On the enterprise side, collaboration is taking democratisation to a new level. In most enterprises, the IT department is an expensive bottleneck. Getting them to make you a simple web form could take months.

• Google Forms has made this process of creating web forms simple enough for ordinary users. Now if the marketing department wants to put together a form and get an opinion about a market idea from their employees and partners, they can do it themselves in a matter of minutes.

• Similarly, Orange Scape allows process owners to build processes themselves and publish it to their department users. You don’t need sophisticated tools and infrastructure to do this anymore.

This creator-user collaboration is bound to explode and liberate users to experience the full benefit of technology on the cloud.

Utility value of collaboration
In 1980, Robert Metcalfe proposed Metcalfe’s law which states that the value of a network is proportional to the number of connected users of the system. For example, a single telephone is useless. Two telephones are useful only for each other. But the value of every telephone increases with the total number of telephone in the network, because the total number of people with whom each person can talk increases. Every collaboration network works as the telephone network described above. The greater the number of users with the service, the more valuable the service becomes to the community. Deriving from Metcalfe’s Law, every new “friend” accepted or added on these social networking sites makes the user’s profile ever more valuable in terms of the law.

An interesting corollary of this law is that the cost of the network decreases as the number of users in the network increases. When we have two users on the telephone network, the cost of the network has to be shared be those two people. But when it is used by millions of people the cost of network is shared by millions of people. This increasing utility value, but decreasing cost of collaboration, is the characteristic that makes cloud a sustainable business model. It has also given birth to the free and freemium business models that were never possible earlier.

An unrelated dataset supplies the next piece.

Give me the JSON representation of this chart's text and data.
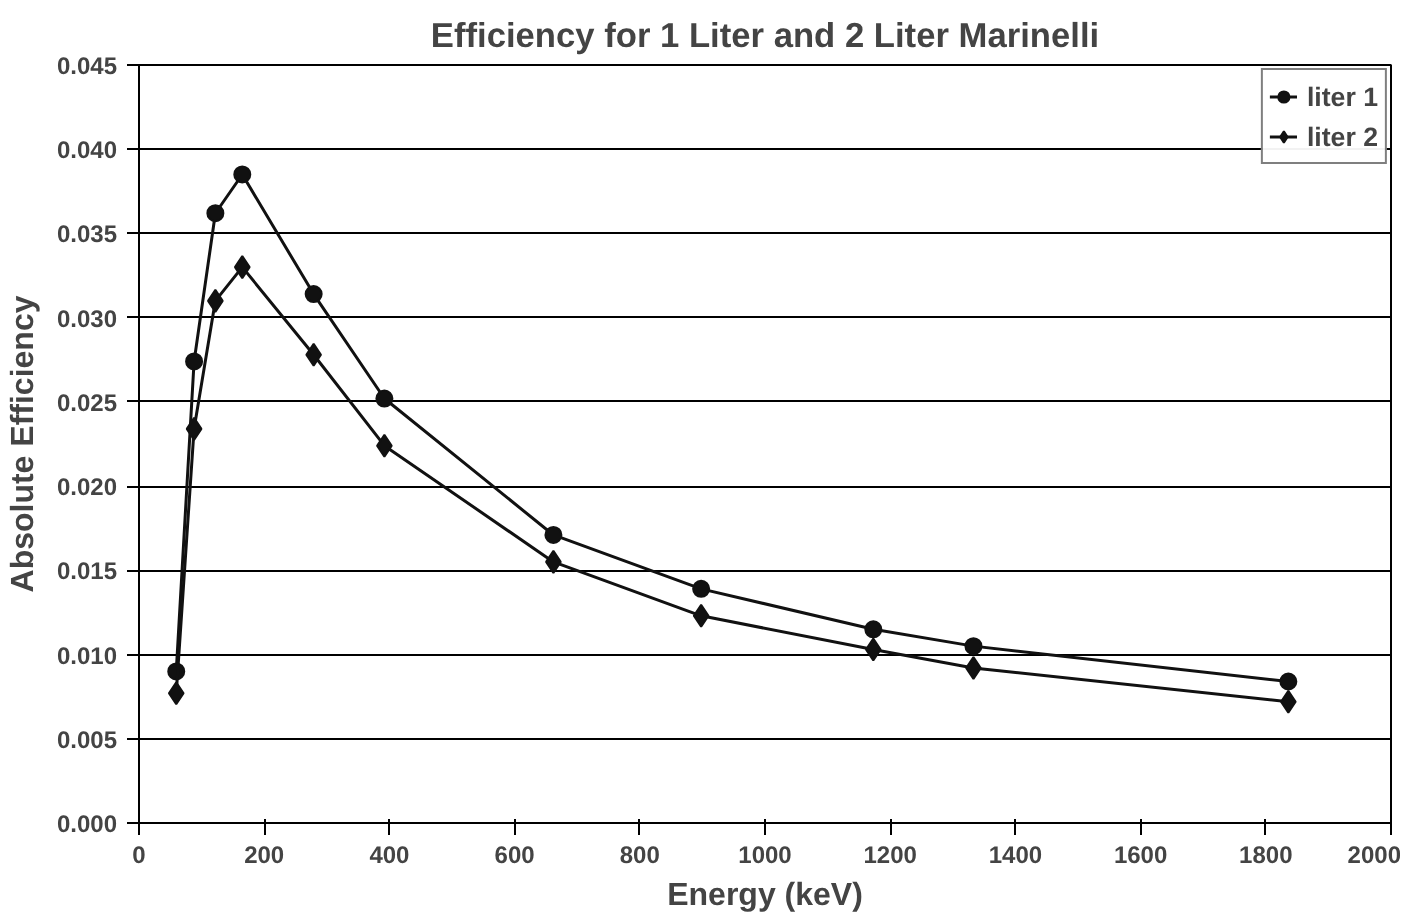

Network effect – the vendor’s honey trap
Google and Microsoft struggling to create a social networking service that can rival Facebook and Twitter is no accident. Once a service achieves mass adoption, it is difficult to beat that service by feature-set. Today, even if Google or Microsoft comes up with a better social networking service, it will be an uphill task to convert a Facebook user to a Google+ user, since all the users’ friends and collaboration history will remain in Facebook. Think about having to reconnect with all your professional contacts in LinkedIn in another professional networking site. That’s the reason for the huge valuation of LinkedIn and Facebook.


Thus, collaboration creates a natural stickiness even without user’s realisation. This can create a huge entry barrier for other vendors to enter the market. But, this is the key for cloud Service Company’s future. Companies such as Google and Sales force are trying to offer Google+ and Chatter as a collaboration add-on with their existing cloud services for the same reason. And it will be interesting to watch which honey trap will attract the maximum number of consumers!